Glasgow’s Climate Emergency Working Group has delivered a report with over sixty recommendations that provides a pathway to a carbon neutral city.
The working group, which included representation from all four political groups at the council, citizen activist groups and Glasgow Chamber of Commerce, has set Glasgow a target of carbon neutrality by the year 2030 – seven years ahead of the previous 2037 target.
Established in February, the group was given just six months in which to draw its conclusions and report back to the council in recognition of the need to respond to the growing concerns of the impending climate crisis. The council formally declared there was a climate emergency at a meeting of all 83 city councillors in May this year.
The recommendations in the report have the potential to affect all council departments and cover broad ranging issues such energy use, roads and transport, development, infrastructure and planning, waste management, food and pensions.
Examples of specific recommendations in the report include a push for:
– district heating systems where feasible,
– the low energy efficiency of the city’s older housing stock to be addressed,
– an end to single-use plastic and a plastic free shopping zone,
– a major tree planting programme,
– a wider roll-out of car free zones at schools and other locations.
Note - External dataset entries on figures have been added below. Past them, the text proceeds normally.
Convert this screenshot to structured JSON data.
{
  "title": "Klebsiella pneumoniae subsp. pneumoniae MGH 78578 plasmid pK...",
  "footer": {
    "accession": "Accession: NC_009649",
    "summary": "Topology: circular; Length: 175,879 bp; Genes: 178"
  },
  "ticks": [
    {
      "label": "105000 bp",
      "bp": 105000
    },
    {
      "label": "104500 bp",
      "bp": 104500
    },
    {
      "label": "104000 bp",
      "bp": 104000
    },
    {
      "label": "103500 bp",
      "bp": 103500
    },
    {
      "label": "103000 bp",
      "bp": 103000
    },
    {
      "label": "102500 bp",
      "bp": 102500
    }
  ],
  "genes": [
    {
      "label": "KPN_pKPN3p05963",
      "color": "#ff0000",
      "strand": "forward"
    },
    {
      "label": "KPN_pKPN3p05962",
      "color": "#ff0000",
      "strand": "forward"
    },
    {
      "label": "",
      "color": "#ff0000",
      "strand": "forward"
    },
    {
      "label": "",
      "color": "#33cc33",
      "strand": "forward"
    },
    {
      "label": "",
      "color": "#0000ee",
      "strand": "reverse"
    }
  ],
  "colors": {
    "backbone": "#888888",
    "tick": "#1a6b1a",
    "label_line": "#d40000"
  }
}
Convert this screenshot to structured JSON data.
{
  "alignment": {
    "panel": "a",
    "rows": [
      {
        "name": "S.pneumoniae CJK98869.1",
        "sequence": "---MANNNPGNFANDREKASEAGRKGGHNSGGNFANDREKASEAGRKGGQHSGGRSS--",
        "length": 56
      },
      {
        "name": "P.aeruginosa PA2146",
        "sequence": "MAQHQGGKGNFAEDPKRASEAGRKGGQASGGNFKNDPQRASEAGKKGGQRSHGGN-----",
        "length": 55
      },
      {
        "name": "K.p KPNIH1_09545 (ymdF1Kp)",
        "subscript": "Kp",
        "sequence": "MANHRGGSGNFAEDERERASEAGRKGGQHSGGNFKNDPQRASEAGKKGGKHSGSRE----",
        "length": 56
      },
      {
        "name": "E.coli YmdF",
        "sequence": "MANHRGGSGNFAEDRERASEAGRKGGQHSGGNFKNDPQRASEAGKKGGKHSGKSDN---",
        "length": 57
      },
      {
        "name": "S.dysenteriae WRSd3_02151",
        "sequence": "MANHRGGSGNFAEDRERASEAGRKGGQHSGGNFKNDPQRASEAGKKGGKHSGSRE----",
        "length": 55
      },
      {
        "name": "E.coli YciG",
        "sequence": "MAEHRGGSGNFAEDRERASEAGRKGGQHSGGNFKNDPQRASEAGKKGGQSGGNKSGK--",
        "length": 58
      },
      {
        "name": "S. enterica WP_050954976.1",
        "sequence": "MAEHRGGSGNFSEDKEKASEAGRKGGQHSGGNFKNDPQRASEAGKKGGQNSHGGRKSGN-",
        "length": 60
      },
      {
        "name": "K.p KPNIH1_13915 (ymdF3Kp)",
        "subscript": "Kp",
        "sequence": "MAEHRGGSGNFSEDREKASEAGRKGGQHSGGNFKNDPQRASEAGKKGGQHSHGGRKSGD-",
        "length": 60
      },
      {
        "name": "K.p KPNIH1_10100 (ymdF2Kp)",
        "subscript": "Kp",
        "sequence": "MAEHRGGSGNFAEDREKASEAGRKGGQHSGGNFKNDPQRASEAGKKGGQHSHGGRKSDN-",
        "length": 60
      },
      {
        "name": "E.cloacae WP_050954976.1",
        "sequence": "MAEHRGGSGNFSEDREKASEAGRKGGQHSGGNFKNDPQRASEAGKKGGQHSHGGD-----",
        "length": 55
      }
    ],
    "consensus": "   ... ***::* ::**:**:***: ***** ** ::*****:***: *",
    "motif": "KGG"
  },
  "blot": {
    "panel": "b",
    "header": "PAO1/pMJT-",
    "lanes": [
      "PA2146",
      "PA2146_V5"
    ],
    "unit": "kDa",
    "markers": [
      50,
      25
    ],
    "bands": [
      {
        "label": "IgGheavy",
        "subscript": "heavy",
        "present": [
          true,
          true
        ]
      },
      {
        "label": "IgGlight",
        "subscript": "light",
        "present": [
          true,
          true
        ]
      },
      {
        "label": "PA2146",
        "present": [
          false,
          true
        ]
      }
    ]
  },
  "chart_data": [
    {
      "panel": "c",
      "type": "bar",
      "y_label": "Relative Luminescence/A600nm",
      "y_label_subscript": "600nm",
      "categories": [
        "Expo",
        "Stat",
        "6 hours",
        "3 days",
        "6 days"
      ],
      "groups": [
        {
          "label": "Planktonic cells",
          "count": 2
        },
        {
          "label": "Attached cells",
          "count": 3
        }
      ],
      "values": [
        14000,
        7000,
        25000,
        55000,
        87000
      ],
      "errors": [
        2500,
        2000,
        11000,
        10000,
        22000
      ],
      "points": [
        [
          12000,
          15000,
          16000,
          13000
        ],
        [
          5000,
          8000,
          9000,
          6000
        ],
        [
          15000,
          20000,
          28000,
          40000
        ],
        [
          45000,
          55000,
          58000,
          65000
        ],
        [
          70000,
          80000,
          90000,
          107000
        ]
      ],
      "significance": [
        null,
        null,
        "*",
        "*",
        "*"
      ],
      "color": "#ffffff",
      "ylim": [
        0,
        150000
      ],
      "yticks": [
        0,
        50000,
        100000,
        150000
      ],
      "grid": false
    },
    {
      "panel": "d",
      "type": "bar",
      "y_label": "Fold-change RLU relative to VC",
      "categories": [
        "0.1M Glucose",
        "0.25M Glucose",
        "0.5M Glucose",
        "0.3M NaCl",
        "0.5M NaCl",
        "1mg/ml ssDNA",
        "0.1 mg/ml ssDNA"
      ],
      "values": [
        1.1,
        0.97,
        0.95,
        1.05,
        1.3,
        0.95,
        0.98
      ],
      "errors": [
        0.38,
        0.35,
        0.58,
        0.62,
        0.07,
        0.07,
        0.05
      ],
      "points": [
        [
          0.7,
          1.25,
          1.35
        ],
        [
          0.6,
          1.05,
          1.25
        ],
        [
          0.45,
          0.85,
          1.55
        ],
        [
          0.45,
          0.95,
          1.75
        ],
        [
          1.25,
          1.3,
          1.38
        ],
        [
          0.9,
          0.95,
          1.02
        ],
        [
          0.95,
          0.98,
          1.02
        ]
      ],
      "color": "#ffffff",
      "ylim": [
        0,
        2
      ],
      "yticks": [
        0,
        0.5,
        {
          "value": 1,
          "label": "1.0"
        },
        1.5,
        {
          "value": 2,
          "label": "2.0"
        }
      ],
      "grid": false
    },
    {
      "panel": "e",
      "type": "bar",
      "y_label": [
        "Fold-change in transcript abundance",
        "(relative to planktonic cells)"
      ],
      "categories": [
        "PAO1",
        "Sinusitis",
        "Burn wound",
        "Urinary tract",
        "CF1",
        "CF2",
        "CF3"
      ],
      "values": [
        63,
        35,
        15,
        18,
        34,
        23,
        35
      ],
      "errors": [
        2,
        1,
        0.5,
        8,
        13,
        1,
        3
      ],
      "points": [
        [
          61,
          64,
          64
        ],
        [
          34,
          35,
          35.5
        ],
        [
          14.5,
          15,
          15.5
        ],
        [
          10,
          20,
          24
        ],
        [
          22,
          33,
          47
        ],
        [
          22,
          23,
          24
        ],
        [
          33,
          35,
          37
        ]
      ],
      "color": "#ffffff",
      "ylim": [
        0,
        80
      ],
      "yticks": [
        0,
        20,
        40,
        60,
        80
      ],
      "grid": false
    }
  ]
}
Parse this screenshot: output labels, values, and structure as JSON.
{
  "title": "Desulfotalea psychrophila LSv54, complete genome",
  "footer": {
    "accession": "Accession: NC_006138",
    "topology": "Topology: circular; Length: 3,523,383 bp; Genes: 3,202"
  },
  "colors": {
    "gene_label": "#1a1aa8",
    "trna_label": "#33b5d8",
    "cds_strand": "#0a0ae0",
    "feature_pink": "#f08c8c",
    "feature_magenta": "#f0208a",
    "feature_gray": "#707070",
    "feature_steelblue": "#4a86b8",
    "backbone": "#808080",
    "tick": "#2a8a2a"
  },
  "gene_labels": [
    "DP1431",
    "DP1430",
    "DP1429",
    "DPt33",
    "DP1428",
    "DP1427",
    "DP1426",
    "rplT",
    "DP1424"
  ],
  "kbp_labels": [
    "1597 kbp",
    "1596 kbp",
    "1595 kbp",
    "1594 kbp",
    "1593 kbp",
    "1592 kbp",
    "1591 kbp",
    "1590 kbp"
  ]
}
– green economy apprenticeships,
– climate impact assessments for all council budgets,
– the council to become a beacon for other city organisations on carbon reduction.
Full details of all recommendations and the wider report can be found in the committee papers for the forthcoming meeting of the council’s Environment, Sustainability and Carbon Reduction Policy Development Committee.
Councillor Martha Wardrop, who chaired the Climate Emergency Working Group, indicated there could no delay in the work to act upon the report’s recommendations.
Councillor Wardrop said: “As chair of the working group, I welcome the increased ambition for Glasgow to be carbon neutral by 2030, having driven this vital climate emergency work in the city. Delivering that vision will require working with the business community, third sector, communities and citizens to achieve a just transition.
“With only ten years to make radical changes we need action to start right away. For instance, there are already plans for a city-wide network of segregated cycle ways and so there are areas where we can move quickly. The climate emergency must also be placed front and centre of Glasgow’s economy and so a revised economic strategy for the city is essential. But we also need the Scottish and UK Governments to do their bit, particularly on decarbonising how we heat our homes.
“There was also a clear message from the group that the council works with other authorities to shift its pension funds away from fossil fuels. With Glasgow looking likely to host next year’s UN Climate Summit, that’s the sort of radical action we need if we’re going to back up ambitious targets with real change in the wider economy.”
Councillor Anna Richardson, City Convener for Sustainability and Carbon Reduction, said Glasgow was already heading in the right direction, but it was now clear the pace of carbon reduction in the city has to accelerate.
Councillor Richardson said: “There is no question the stand out recommendation from the report is that Glasgow is carbon neutral by 2030. The previous target of achieving carbon neutrality by 2037 was itself ambitious but it is obvious that we must now go further and faster than we’ve done before.
“As a council we will seek to bring forward an implementation plan that responds to the climate emergency recommendations as soon as possible. Work will start immediately to ensure that the climate emergency becomes embedded in every policy and strategy that the council is currently developing.
“Cities have an opportunity to lead the response to the global climate emergency, and the work of the Climate Emergency Working Group means that Glasgow is now well placed to show that leadership. If COP26, the UN conference on climate change, does come to Glasgow in 2020 we will be perfectly placed to show the world how a net zero carbon city can be achieved.”